LLM fine-tuning operates on base models that are orders of magnitude larger than classical ML models, requiring different approaches to versioning and storage. The quality evaluation problem is qualitatively different — you cannot evaluate fine-tuned LLM quality with a simple accuracy metric on a labeled test set; you need generation quality evaluation, which may require another model as a judge or human evaluation at scale. And the serving artifact is different: you are not deploying a self-contained model but an adapter that depends on a specific base model version.

General-purpose ML platforms could in principle add these capabilities, but they require substantial architectural changes that conflict with the existing platform design. The result is that teams building production LLM fine-tuning workflows today either cobble together multiple tools (training library + experiment tracker + custom serving code + custom evaluation pipeline) or use a purpose-built fine-tuning infrastructure platform. The latter is clearly better for velocity and reliability.
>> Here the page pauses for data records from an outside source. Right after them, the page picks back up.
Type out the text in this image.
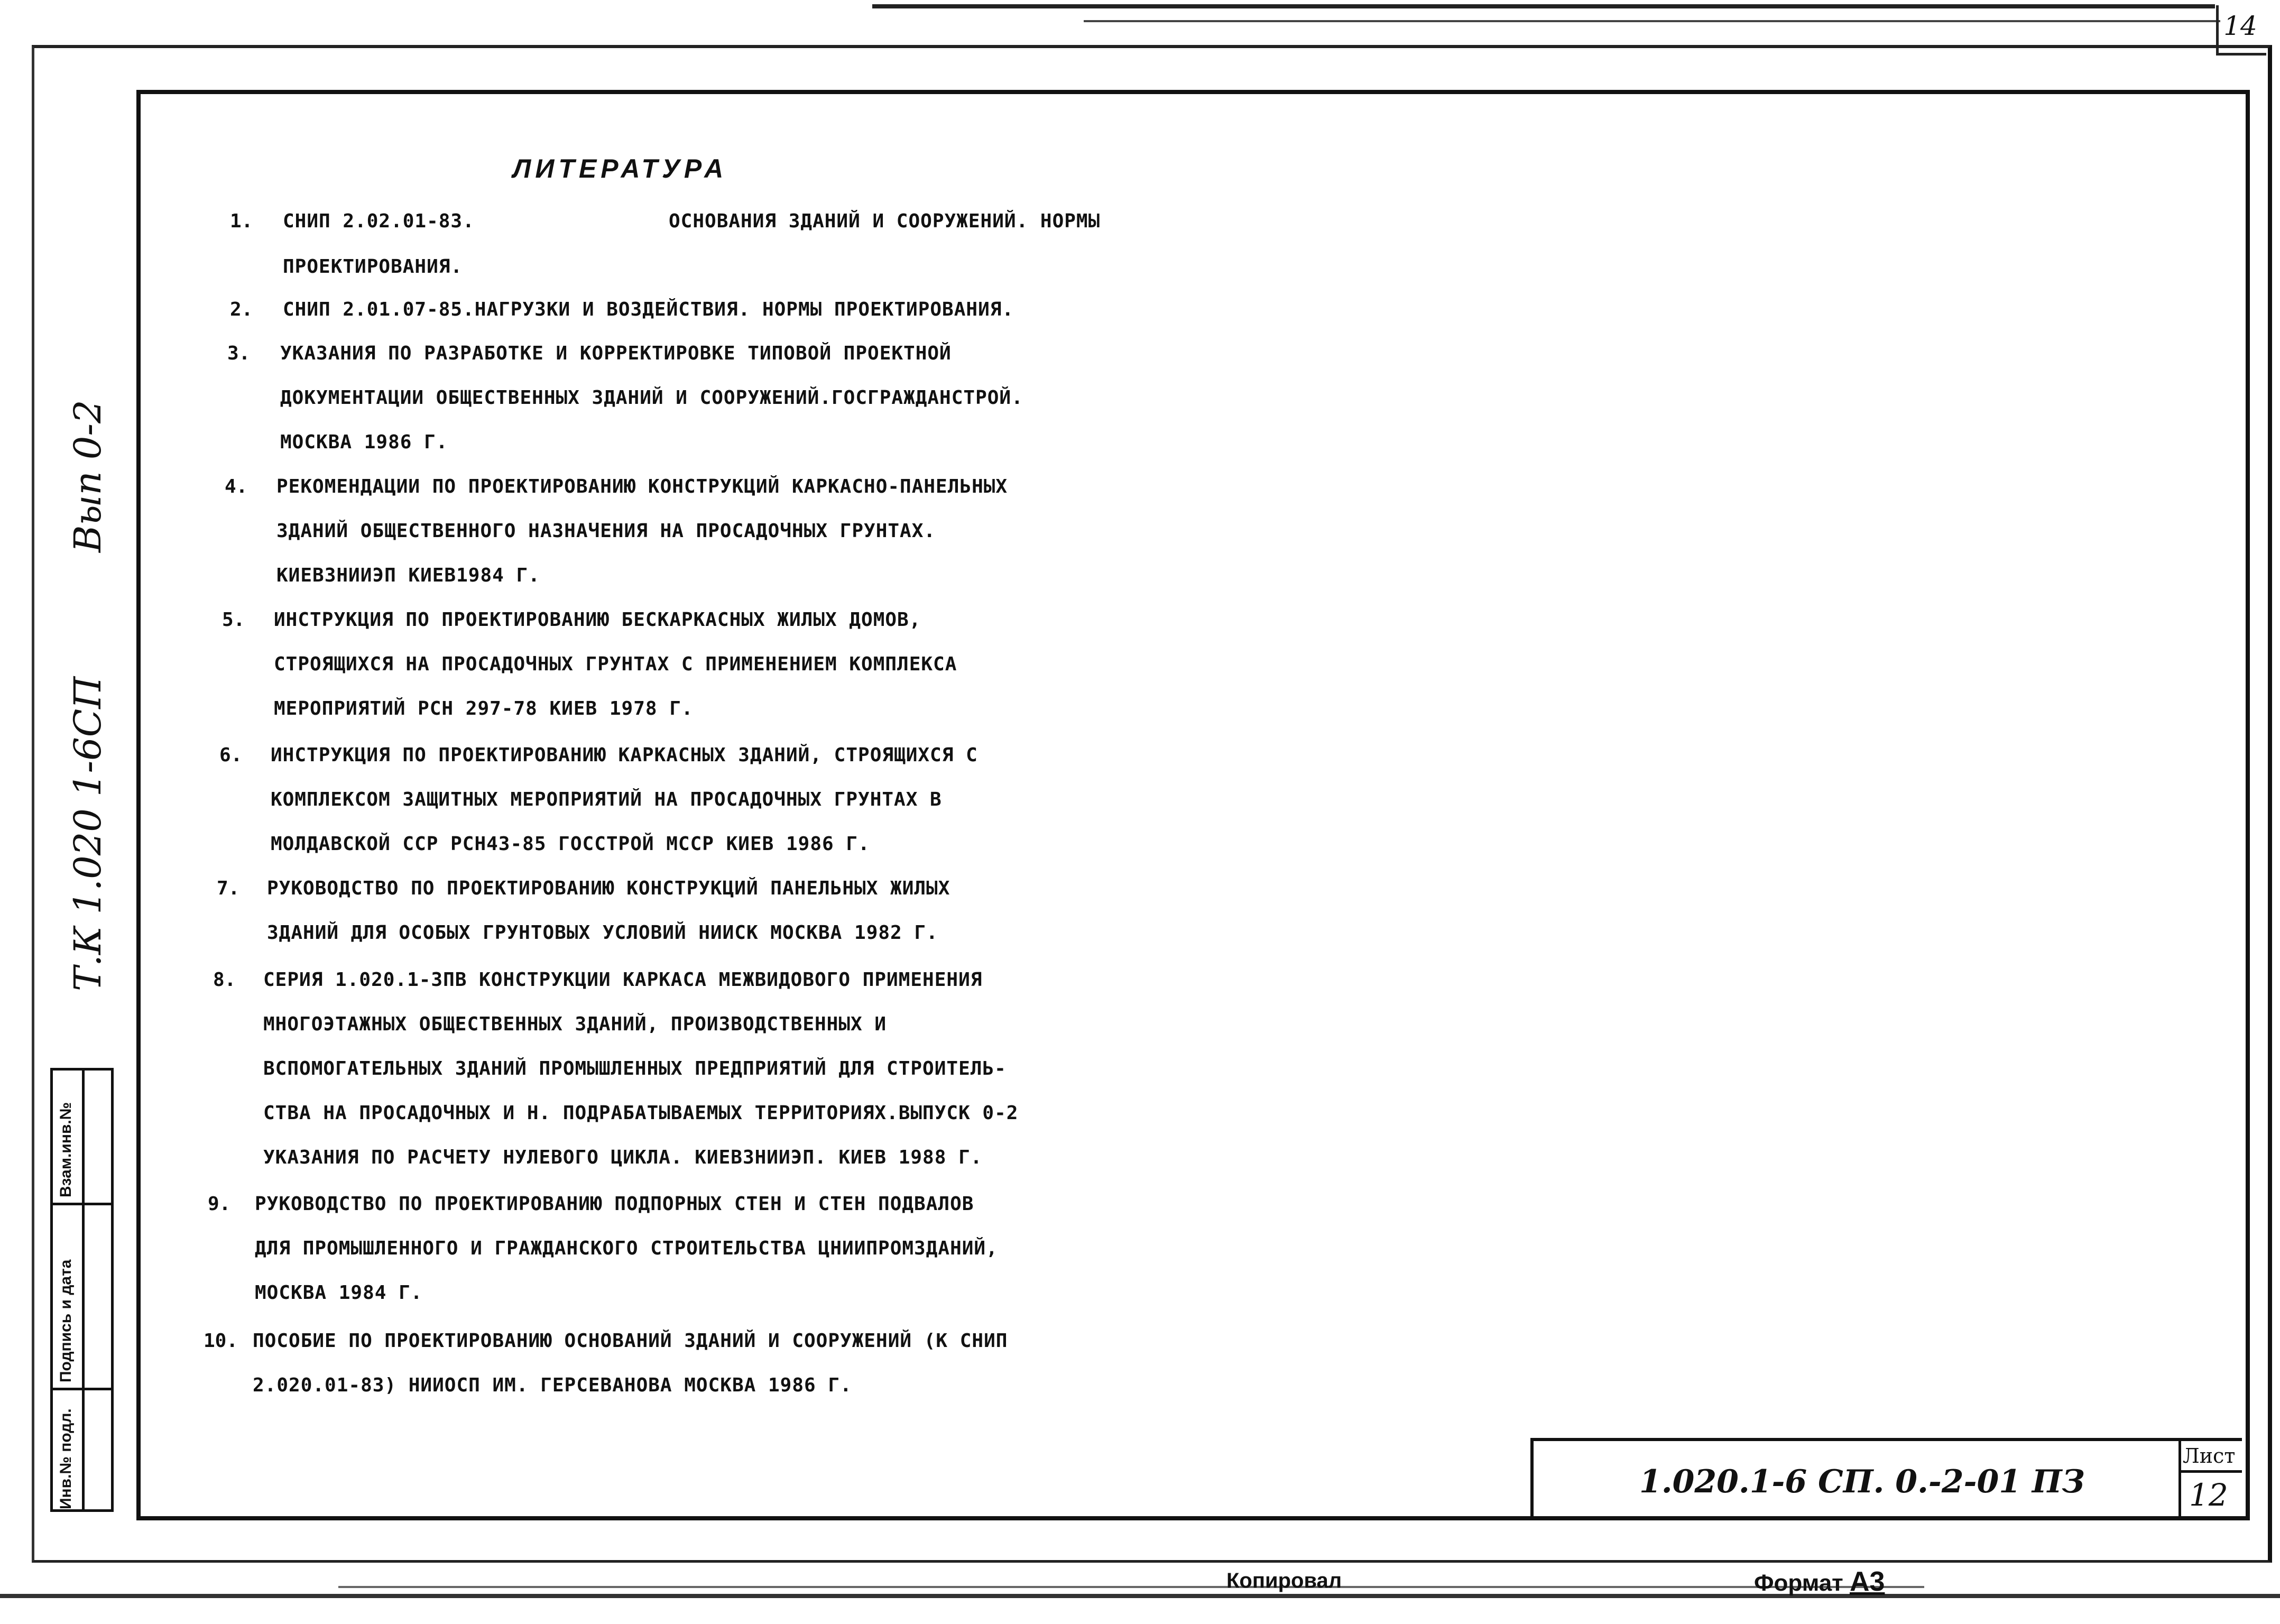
14
Вып 0-2
Т.К 1.020 1-6СП
Взам.инв.№
Подпись и дата
Инв.№ подл.
ЛИТЕРАТУРА
1. СНИП 2.02.01-83.	ОСНОВАНИЯ ЗДАНИЙ И СООРУЖЕНИЙ. НОРМЫ
ПРОЕКТИРОВАНИЯ.
2. СНИП 2.01.07-85.НАГРУЗКИ И ВОЗДЕЙСТВИЯ. НОРМЫ ПРОЕКТИРОВАНИЯ.
3. УКАЗАНИЯ ПО РАЗРАБОТКЕ И КОРРЕКТИРОВКЕ ТИПОВОЙ ПРОЕКТНОЙ
ДОКУМЕНТАЦИИ ОБЩЕСТВЕННЫХ ЗДАНИЙ И СООРУЖЕНИЙ.ГОСГРАЖДАНСТРОЙ.
МОСКВА 1986 Г.
4. РЕКОМЕНДАЦИИ ПО ПРОЕКТИРОВАНИЮ КОНСТРУКЦИЙ КАРКАСНО-ПАНЕЛЬНЫХ
ЗДАНИЙ ОБЩЕСТВЕННОГО НАЗНАЧЕНИЯ НА ПРОСАДОЧНЫХ ГРУНТАХ.
КИЕВЗНИИЭП КИЕВ1984 Г.
5. ИНСТРУКЦИЯ ПО ПРОЕКТИРОВАНИЮ БЕСКАРКАСНЫХ ЖИЛЫХ ДОМОВ,
СТРОЯЩИХСЯ НА ПРОСАДОЧНЫХ ГРУНТАХ С ПРИМЕНЕНИЕМ КОМПЛЕКСА
МЕРОПРИЯТИЙ РСН 297-78 КИЕВ 1978 Г.
6. ИНСТРУКЦИЯ ПО ПРОЕКТИРОВАНИЮ КАРКАСНЫХ ЗДАНИЙ, СТРОЯЩИХСЯ С
КОМПЛЕКСОМ ЗАЩИТНЫХ МЕРОПРИЯТИЙ НА ПРОСАДОЧНЫХ ГРУНТАХ В
МОЛДАВСКОЙ ССР РСН43-85 ГОССТРОЙ МССР КИЕВ 1986 Г.
7. РУКОВОДСТВО ПО ПРОЕКТИРОВАНИЮ КОНСТРУКЦИЙ ПАНЕЛЬНЫХ ЖИЛЫХ
ЗДАНИЙ ДЛЯ ОСОБЫХ ГРУНТОВЫХ УСЛОВИЙ НИИСК МОСКВА 1982 Г.
8. СЕРИЯ 1.020.1-3ПВ КОНСТРУКЦИИ КАРКАСА МЕЖВИДОВОГО ПРИМЕНЕНИЯ
МНОГОЭТАЖНЫХ ОБЩЕСТВЕННЫХ ЗДАНИЙ, ПРОИЗВОДСТВЕННЫХ И
ВСПОМОГАТЕЛЬНЫХ ЗДАНИЙ ПРОМЫШЛЕННЫХ ПРЕДПРИЯТИЙ ДЛЯ СТРОИТЕЛЬ-
СТВА НА ПРОСАДОЧНЫХ И Н. ПОДРАБАТЫВАЕМЫХ ТЕРРИТОРИЯХ.ВЫПУСК 0-2
УКАЗАНИЯ ПО РАСЧЕТУ НУЛЕВОГО ЦИКЛА. КИЕВЗНИИЭП. КИЕВ 1988 Г.
9. РУКОВОДСТВО ПО ПРОЕКТИРОВАНИЮ ПОДПОРНЫХ СТЕН И СТЕН ПОДВАЛОВ
ДЛЯ ПРОМЫШЛЕННОГО И ГРАЖДАНСКОГО СТРОИТЕЛЬСТВА ЦНИИПРОМЗДАНИЙ,
МОСКВА 1984 Г.
10. ПОСОБИЕ ПО ПРОЕКТИРОВАНИЮ ОСНОВАНИЙ ЗДАНИЙ И СООРУЖЕНИЙ (К СНИП
2.020.01-83) НИИОСП ИМ. ГЕРСЕВАНОВА МОСКВА 1986 Г.
1.020.1-6 СП. 0.-2-01 ПЗ
Лист
12
Копировал	Формат А3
What the market looks like at scale

Every organization that runs custom AI products — not just using foundation model APIs but deploying customized models — will eventually need fine-tuning infrastructure. As the cost of fine-tuning continues to fall and the quality bar for production AI rises, the fraction of AI products that use custom models will grow. The fine-tuning infrastructure market scales with the production AI deployment market, not just with the research market.

We expect the fine-tuning infrastructure category to consolidate around a small number of platforms that have solved the full stack: dataset management, training orchestration, experiment tracking, evaluation pipelines, model registry, and production serving — including multi-adapter inference at scale. The companies that build the full stack early will have strong switching costs once engineering teams have standardized their workflows on them. The companies that solve only parts of it are vulnerable to consolidation by the full-stack players.

The window to build this full stack is now. The demand is real, the technical problems are hard, and the market has not yet consolidated.